No caso de ser mantida a indivisão, subsistirá a inalienabilidade nos termos dêste decreto».
E o decreto n.º 18:551, de 3 de Julho de 1930, prescrevendo no artigo 21.º que a inalienabilidade e impenhorabilidade consignadas no artigo 19.º duram emquanto subsistir o casal, e dispondo no artigo 22.º que o casal pode ser transmitido por testamento em favor dos descendentes, de qualquer dos parentes em benefício de quem tenha sido feita a instituição, ou, na falta de uns e de outros, em favor das pessoas que, nos termos do artigo 3.º, entram na definição de «chefe de família», preceitua no artigo 23.º que fica sem efeito a instituição do casal de família:
«1.º Quando o instituidor ou qualquer dos seus sucessores dele não dispuser em testamentos, na forma estabelecida no artigo 22.º».
E para êste caso determina o § 1.º do mesmo artigo 23.º:
«... caduca a instituição do casal de família quando o mais novo dos filhos ou dos parentes a quem aproveite p benefício atingir a maioridade, se êste facto ocorrer depois da morte do chefe de família».

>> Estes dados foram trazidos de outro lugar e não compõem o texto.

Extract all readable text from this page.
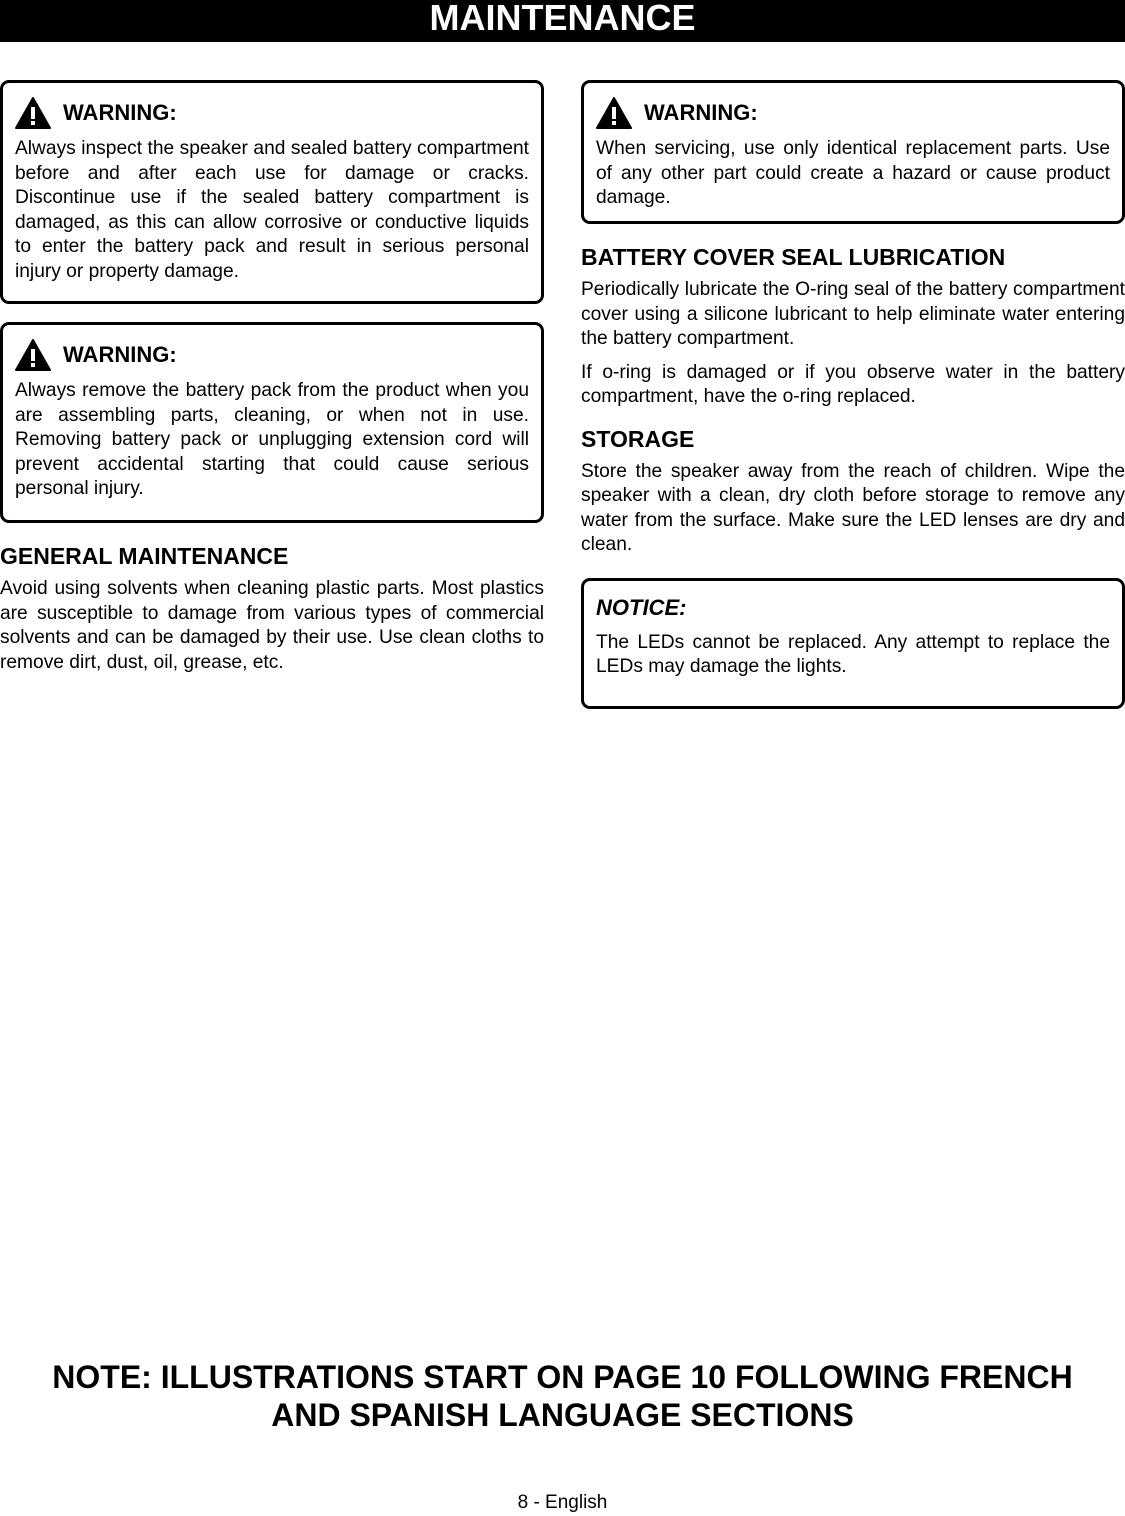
MAINTENANCE
WARNING:

Always inspect the speaker and sealed battery compartment before and after each use for damage or cracks. Discontinue use if the sealed battery compartment is damaged, as this can allow corrosive or conductive liquids to enter the battery pack and result in serious personal injury or property damage.

WARNING:

Always remove the battery pack from the product when you are assembling parts, cleaning, or when not in use. Removing battery pack or unplugging extension cord will prevent accidental starting that could cause serious personal injury.

GENERAL MAINTENANCE

Avoid using solvents when cleaning plastic parts. Most plastics are susceptible to damage from various types of commercial solvents and can be damaged by their use. Use clean cloths to remove dirt, dust, oil, grease, etc.

WARNING:

When servicing, use only identical replacement parts. Use of any other part could create a hazard or cause product damage.

BATTERY COVER SEAL LUBRICATION

Periodically lubricate the O-ring seal of the battery compartment cover using a silicone lubricant to help eliminate water entering the battery compartment.

If o-ring is damaged or if you observe water in the battery compartment, have the o-ring replaced.

STORAGE

Store the speaker away from the reach of children. Wipe the speaker with a clean, dry cloth before storage to remove any water from the surface. Make sure the LED lenses are dry and clean.

NOTICE:

The LEDs cannot be replaced. Any attempt to replace the LEDs may damage the lights.

NOTE: ILLUSTRATIONS START ON PAGE 10 FOLLOWING FRENCH
AND SPANISH LANGUAGE SECTIONS
8 - English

Na sua técnica imperfeita - que torna por vezes impossível a interpretação das normas e a determinação do regime jurídico aplicável a casos sôbre que se guardou absoluto silêncio - permitem os diplomas citados concluir que, respeitando-se fundamentalmente os princípios dominantes do instituto das sucessões, apenas se consente o adiamento da partilha da herança, para prolongar a indivisão e inalienabilidade do casal até ao momento em que o mais novo dos filhos atinge a maioridade.
Procuram, porém, esses diplomas respeitar os princípios fundamentais do direito sucessório, não só mediante a indemnização prevista para os interessados maiores, prejudicados pelo adiamento da partilha, como ainda por outros meios consignados em diversas disposições que é conveniente referir.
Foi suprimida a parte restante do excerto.